[slurm-users] derived counters

Ole Holm Nielsen Ole.H.Nielsen at fysik.dtu.dk
Fri Apr 16 08:53:58 UTC 2021


Hi Jürgen,

On 4/13/21 6:29 PM, Juergen Salk wrote:
> * Heckes, Frank <heckes at mps.mpg.de> [210413 12:04]:
> 
>> This result from a mgmt. - question. How long jobs have to wait (in s, min, h, day) before they getting executed and
>> how many jobs are waiting (are queued) for each partition in a certain time interval.
>> The first one is easy to find with sacct and submit, start counts + difference + averaging.
> 
> Hi Frank,
> 
> depending on the definition of "waiting time", the "reserved" field
> from sacct may be more appropriate than "start" minus "submit". For
> example for dependency jobs (aka chain jobs) the latter does also
> count the time a job had to wait for another job to finish
> whereas "reserved" will only start counting when a job becomes
> eligible.

The slurmacct tool 
(https://github.com/OleHolmNielsen/Slurm_tools/tree/master/slurmacct) 
calculates the waiting time as you recommend:

wait = start - eligible

I have experienced eligible == "Unknown", in which case I use the submit 
time as the best guess.

> However, the "eligible" and "reserved" fields in sacct will be
> set or increased also if a job has hit a resource throttling limit,
> which may be something you want to factor out of the job waiting time
> as well.
> 
> Unfortunaty, I haven't found any metrics in sacct that does only
> count (or allows to derive) the time a job had to wait just for
> sufficent resources to become available.

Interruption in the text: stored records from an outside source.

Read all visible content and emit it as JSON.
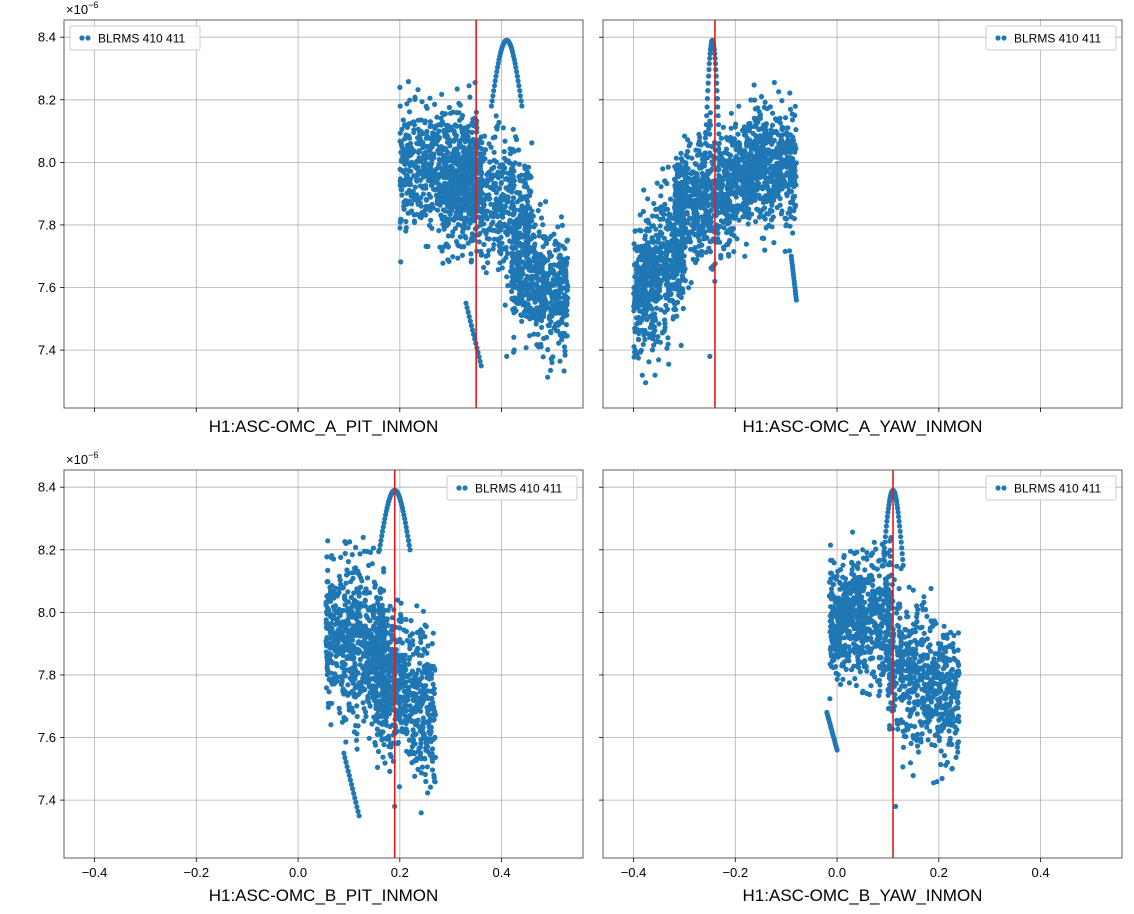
{
  "figure": {
    "grid": true,
    "colors": {
      "scatter": "#1f77b4",
      "marker_line": "#e31a1c",
      "grid": "#b0b0b0",
      "axes": "#4d4d4d"
    }
  },
  "chart_data": [
    {
      "type": "scatter",
      "xlabel": "H1:ASC-OMC_A_PIT_INMON",
      "ylabel": "",
      "y_offset_label": "×10",
      "y_offset_exponent": "−6",
      "xlim": [
        -0.46,
        0.56
      ],
      "ylim": [
        7.215,
        8.455
      ],
      "x_ticks": [
        -0.4,
        -0.2,
        0.0,
        0.2,
        0.4
      ],
      "x_tick_labels_shown": false,
      "y_ticks": [
        7.4,
        7.6,
        7.8,
        8.0,
        8.2,
        8.4
      ],
      "y_tick_labels": [
        "7.4",
        "7.6",
        "7.8",
        "8.0",
        "8.2",
        "8.4"
      ],
      "legend": {
        "label": "BLRMS 410 411",
        "loc": "upper-left"
      },
      "vline_x": 0.35,
      "series": [
        {
          "name": "BLRMS 410 411",
          "clouds": [
            {
              "x_range": [
                0.2,
                0.36
              ],
              "y_center": 7.97,
              "y_spread": 0.18,
              "slope": 0.0,
              "density": 1.0
            },
            {
              "x_range": [
                0.28,
                0.46
              ],
              "y_center": 7.88,
              "y_spread": 0.2,
              "slope": -0.6,
              "density": 0.9
            },
            {
              "x_range": [
                0.42,
                0.53
              ],
              "y_center": 7.62,
              "y_spread": 0.18,
              "slope": -1.2,
              "density": 0.85
            }
          ],
          "arc": {
            "x_start": 0.38,
            "x_peak": 0.41,
            "x_end": 0.44,
            "y_base": 8.18,
            "y_peak": 8.39
          },
          "tail": {
            "x_start": 0.33,
            "x_end": 0.36,
            "y_start": 7.55,
            "y_end": 7.35
          },
          "outliers": [
            {
              "x": 0.41,
              "y": 7.38
            }
          ]
        }
      ]
    },
    {
      "type": "scatter",
      "xlabel": "H1:ASC-OMC_A_YAW_INMON",
      "ylabel": "",
      "y_offset_label": "",
      "y_offset_exponent": "",
      "xlim": [
        -0.46,
        0.56
      ],
      "ylim": [
        7.215,
        8.455
      ],
      "x_ticks": [
        -0.4,
        -0.2,
        0.0,
        0.2,
        0.4
      ],
      "x_tick_labels_shown": false,
      "y_ticks": [
        7.4,
        7.6,
        7.8,
        8.0,
        8.2,
        8.4
      ],
      "y_tick_labels": [],
      "legend": {
        "label": "BLRMS 410 411",
        "loc": "upper-right"
      },
      "vline_x": -0.24,
      "series": [
        {
          "name": "BLRMS 410 411",
          "clouds": [
            {
              "x_range": [
                -0.4,
                -0.3
              ],
              "y_center": 7.65,
              "y_spread": 0.2,
              "slope": 1.3,
              "density": 0.9
            },
            {
              "x_range": [
                -0.32,
                -0.2
              ],
              "y_center": 7.88,
              "y_spread": 0.17,
              "slope": 0.6,
              "density": 1.0
            },
            {
              "x_range": [
                -0.2,
                -0.08
              ],
              "y_center": 7.98,
              "y_spread": 0.17,
              "slope": 0.2,
              "density": 1.0
            }
          ],
          "arc": {
            "x_start": -0.26,
            "x_peak": -0.245,
            "x_end": -0.23,
            "y_base": 8.0,
            "y_peak": 8.39
          },
          "tail": {
            "x_start": -0.09,
            "x_end": -0.08,
            "y_start": 7.7,
            "y_end": 7.56
          },
          "outliers": [
            {
              "x": -0.25,
              "y": 7.38
            }
          ]
        }
      ]
    },
    {
      "type": "scatter",
      "xlabel": "H1:ASC-OMC_B_PIT_INMON",
      "ylabel": "",
      "y_offset_label": "×10",
      "y_offset_exponent": "−6",
      "xlim": [
        -0.46,
        0.56
      ],
      "ylim": [
        7.215,
        8.455
      ],
      "x_ticks": [
        -0.4,
        -0.2,
        0.0,
        0.2,
        0.4
      ],
      "x_tick_labels": [
        "−0.4",
        "−0.2",
        "0.0",
        "0.2",
        "0.4"
      ],
      "x_tick_labels_shown": true,
      "y_ticks": [
        7.4,
        7.6,
        7.8,
        8.0,
        8.2,
        8.4
      ],
      "y_tick_labels": [
        "7.4",
        "7.6",
        "7.8",
        "8.0",
        "8.2",
        "8.4"
      ],
      "legend": {
        "label": "BLRMS 410 411",
        "loc": "upper-right"
      },
      "vline_x": 0.19,
      "series": [
        {
          "name": "BLRMS 410 411",
          "clouds": [
            {
              "x_range": [
                0.055,
                0.17
              ],
              "y_center": 7.9,
              "y_spread": 0.22,
              "slope": -0.8,
              "density": 1.0
            },
            {
              "x_range": [
                0.15,
                0.27
              ],
              "y_center": 7.75,
              "y_spread": 0.22,
              "slope": -1.2,
              "density": 0.9
            }
          ],
          "arc": {
            "x_start": 0.16,
            "x_peak": 0.19,
            "x_end": 0.22,
            "y_base": 8.2,
            "y_peak": 8.39
          },
          "tail": {
            "x_start": 0.09,
            "x_end": 0.12,
            "y_start": 7.55,
            "y_end": 7.35
          },
          "outliers": [
            {
              "x": 0.19,
              "y": 7.38
            }
          ]
        }
      ]
    },
    {
      "type": "scatter",
      "xlabel": "H1:ASC-OMC_B_YAW_INMON",
      "ylabel": "",
      "y_offset_label": "",
      "y_offset_exponent": "",
      "xlim": [
        -0.46,
        0.56
      ],
      "ylim": [
        7.215,
        8.455
      ],
      "x_ticks": [
        -0.4,
        -0.2,
        0.0,
        0.2,
        0.4
      ],
      "x_tick_labels": [
        "−0.4",
        "−0.2",
        "0.0",
        "0.2",
        "0.4"
      ],
      "x_tick_labels_shown": true,
      "y_ticks": [
        7.4,
        7.6,
        7.8,
        8.0,
        8.2,
        8.4
      ],
      "y_tick_labels": [],
      "legend": {
        "label": "BLRMS 410 411",
        "loc": "upper-right"
      },
      "vline_x": 0.11,
      "series": [
        {
          "name": "BLRMS 410 411",
          "clouds": [
            {
              "x_range": [
                -0.015,
                0.11
              ],
              "y_center": 7.98,
              "y_spread": 0.18,
              "slope": 0.0,
              "density": 1.0
            },
            {
              "x_range": [
                0.1,
                0.24
              ],
              "y_center": 7.78,
              "y_spread": 0.2,
              "slope": -0.9,
              "density": 0.9
            }
          ],
          "arc": {
            "x_start": 0.09,
            "x_peak": 0.11,
            "x_end": 0.13,
            "y_base": 8.15,
            "y_peak": 8.39
          },
          "tail": {
            "x_start": -0.02,
            "x_end": 0.0,
            "y_start": 7.68,
            "y_end": 7.56
          },
          "outliers": [
            {
              "x": 0.115,
              "y": 7.38
            }
          ]
        }
      ]
    }
  ]
}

Maybe someone else?

Good point!  I don't have an answer...

>> The second is a bit cumbersome, so I wonder whether a 'solution' is
>> already around. The easiest way is to monitor from the beginning and
>> store the squeue ouput for later evaluation. Unfortunately I didn’t
>> do that.
> 
> Not sure if this is a solution for you but I think you can at
> least resample this retrospectively from sacct by using something like
> 
>    sacct -a -X -S 2021-04-01T00:00:00 -s PD -o JobID,User,Partition
> 
> This will return job records for all jobs that were in pending state

That's a nice trick!  According to the sacct man-page, when you specify 
the state (-s PD) and the starttime with -S, the DEFAULT TIME WINDOW in 
this case sets endtime=starttime.  Thus you get a snapshot of the Pending 
jobs at the instant given by -S.  This could definitely be used to make 
graphs of Pending jobs in each partition as a function of time.